На следующий день температура у меня подскочила до сорока. Это явно был один из больничных вирусов, что гуляют по вентиляционным трубам. Врач «скорой помощи» спросил у меня, где я провел февральский отпуск. Мой ответ его встревожил. Выписав лекарств на три страницы против нозокомиальной инфекции, он посоветовал на будущее отдыхать в каких-нибудь экзотических странах: там если и подцепишь какую дрянь, так хоть фотографий нащелкаешь.
Неделю провалялся в кровати, с опозданием перечитал кучу книг. Кот от меня не отходил. Я прослушал на дисках все концерты Парижского оркестра с участием Доминик и сорок пять опер, которыми дирижировал Дэвид. Я сказался заразным и ни с кем не виделся, еду мне брали на вынос в ресторанах, где раньше я никогда ничего не заказывал. К телефону не подходил. Даже голос Лили, дрожащий от счастья по случаю появления рецензии на книгу его юного протеже, и тот не подвигнул меня протянуть руку и взять трубку. Я жил в простынях Доминик, и в какой-то момент решил, что здесь и умру, но на самом деле спокойно выздоравливал. И даже знать не хотел, что будет потом. Одурев от чтения и музыки, я впал в такое же оцепенение, как мой кот, спал чуть ли не целыми днями и отслеживал ход времени не иначе, как по длине новых усов.

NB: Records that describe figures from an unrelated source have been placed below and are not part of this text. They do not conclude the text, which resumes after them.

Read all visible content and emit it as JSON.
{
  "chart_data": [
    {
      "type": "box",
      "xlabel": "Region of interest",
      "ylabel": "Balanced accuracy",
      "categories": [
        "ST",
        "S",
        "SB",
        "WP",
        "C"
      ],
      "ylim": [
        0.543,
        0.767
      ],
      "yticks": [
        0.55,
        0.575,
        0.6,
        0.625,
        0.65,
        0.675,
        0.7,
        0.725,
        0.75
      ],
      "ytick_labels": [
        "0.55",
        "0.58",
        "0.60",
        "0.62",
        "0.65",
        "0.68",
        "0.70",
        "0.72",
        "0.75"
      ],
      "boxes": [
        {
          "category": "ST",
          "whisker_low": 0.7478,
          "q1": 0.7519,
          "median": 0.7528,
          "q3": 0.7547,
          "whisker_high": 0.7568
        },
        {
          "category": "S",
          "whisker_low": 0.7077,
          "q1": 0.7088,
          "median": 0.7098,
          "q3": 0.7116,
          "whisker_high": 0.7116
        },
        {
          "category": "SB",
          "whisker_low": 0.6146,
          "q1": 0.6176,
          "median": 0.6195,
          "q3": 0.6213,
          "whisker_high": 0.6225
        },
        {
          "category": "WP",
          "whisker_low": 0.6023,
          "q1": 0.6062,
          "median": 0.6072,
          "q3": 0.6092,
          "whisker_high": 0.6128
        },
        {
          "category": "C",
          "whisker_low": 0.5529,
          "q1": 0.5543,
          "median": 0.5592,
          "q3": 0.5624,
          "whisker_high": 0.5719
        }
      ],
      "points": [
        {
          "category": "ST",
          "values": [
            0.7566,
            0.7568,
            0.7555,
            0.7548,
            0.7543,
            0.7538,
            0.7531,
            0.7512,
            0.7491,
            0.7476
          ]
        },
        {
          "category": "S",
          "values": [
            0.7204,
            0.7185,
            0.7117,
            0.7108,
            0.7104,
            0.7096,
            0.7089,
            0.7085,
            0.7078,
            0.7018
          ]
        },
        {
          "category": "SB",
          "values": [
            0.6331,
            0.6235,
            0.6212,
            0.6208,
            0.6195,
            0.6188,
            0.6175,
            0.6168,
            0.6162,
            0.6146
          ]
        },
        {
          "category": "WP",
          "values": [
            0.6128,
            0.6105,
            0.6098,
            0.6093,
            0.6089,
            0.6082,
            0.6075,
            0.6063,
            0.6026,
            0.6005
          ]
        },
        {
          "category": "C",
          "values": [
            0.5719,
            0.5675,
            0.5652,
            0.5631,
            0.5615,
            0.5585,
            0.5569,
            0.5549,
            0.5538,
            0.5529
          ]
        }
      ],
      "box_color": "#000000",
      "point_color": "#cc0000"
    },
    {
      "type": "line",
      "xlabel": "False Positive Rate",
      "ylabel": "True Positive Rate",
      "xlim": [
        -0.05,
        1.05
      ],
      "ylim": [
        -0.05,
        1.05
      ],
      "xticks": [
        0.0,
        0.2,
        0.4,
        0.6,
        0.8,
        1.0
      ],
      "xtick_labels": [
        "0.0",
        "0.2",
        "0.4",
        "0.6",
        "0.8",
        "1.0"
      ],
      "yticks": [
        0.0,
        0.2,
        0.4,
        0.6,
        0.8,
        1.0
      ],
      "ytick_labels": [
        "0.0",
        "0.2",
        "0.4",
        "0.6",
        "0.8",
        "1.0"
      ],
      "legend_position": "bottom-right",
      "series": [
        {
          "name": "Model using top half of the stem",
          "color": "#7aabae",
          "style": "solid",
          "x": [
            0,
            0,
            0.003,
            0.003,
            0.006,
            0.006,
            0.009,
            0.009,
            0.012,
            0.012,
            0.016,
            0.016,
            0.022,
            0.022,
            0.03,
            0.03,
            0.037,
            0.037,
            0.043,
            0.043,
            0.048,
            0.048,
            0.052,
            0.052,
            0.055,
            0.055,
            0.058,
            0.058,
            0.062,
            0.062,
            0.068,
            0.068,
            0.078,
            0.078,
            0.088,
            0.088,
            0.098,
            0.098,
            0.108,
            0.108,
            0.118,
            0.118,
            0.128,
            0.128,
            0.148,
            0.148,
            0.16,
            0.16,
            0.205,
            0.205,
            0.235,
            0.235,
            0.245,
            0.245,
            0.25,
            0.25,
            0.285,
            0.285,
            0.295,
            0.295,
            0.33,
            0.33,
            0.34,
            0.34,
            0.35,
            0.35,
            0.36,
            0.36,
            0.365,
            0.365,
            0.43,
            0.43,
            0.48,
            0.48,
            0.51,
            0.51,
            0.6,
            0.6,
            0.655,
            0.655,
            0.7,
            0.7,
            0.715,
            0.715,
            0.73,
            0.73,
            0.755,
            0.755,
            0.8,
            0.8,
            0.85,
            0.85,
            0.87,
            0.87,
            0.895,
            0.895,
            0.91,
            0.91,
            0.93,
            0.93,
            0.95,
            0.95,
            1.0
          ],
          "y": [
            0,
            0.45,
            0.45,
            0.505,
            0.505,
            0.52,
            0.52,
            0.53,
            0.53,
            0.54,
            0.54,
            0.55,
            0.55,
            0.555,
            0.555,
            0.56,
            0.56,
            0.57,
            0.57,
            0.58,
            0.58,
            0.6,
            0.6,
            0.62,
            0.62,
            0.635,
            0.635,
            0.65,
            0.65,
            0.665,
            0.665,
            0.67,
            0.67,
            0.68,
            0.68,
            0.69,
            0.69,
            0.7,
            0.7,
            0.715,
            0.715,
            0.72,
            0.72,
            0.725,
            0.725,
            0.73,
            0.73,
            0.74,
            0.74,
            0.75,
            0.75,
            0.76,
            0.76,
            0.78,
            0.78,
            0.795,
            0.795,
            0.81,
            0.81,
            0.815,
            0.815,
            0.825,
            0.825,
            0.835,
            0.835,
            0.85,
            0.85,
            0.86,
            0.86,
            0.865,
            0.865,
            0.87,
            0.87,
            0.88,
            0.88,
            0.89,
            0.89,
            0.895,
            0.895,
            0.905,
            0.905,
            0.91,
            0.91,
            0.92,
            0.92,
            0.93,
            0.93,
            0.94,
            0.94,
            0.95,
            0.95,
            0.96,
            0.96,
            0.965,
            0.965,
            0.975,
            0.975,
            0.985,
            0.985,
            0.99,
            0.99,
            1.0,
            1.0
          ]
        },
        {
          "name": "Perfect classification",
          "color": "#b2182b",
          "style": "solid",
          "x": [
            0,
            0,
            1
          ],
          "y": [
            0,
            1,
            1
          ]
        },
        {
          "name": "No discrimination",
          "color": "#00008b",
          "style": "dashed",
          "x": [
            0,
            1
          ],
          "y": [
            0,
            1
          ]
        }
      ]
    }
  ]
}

Гийом Пейроль прислал мне огромный букет белых лилий, я взглянул на них и грустно улыбнулся. Обрезал тычинки — это был единственный стоящий поступок, который я совершил за всю неделю. Автоответчик исправно докладывал о том, как развивается ситуация на работе: собратья из конкурирующих газет зубоскалият, кто как умеет, тем временем продажи романа, который никто из них не открывал, взлетели до рекордной отметки. Самые хитроумные приняли у меня эстафету. Они не стали говорить о гениальности автора, оставив это на моей совести, но упоминали социальный феномен, появление нового жанра и зарождение новой тенденции, подразумевая под этим эффект снежного кома, возможный лишь благодаря невзыскательности читателей. На самом-то деле это лучший способ подогреть интерес к тому, что вызывает у тебя возмущение. Пресс-атташе из «Галлимара» каждое утро с дрожью в голосе сообщала о новых допечатках тиража, а ее коллеги из других издательств просто закидали меня всякой завалью в надежде, что я захочу повторить эксперимент.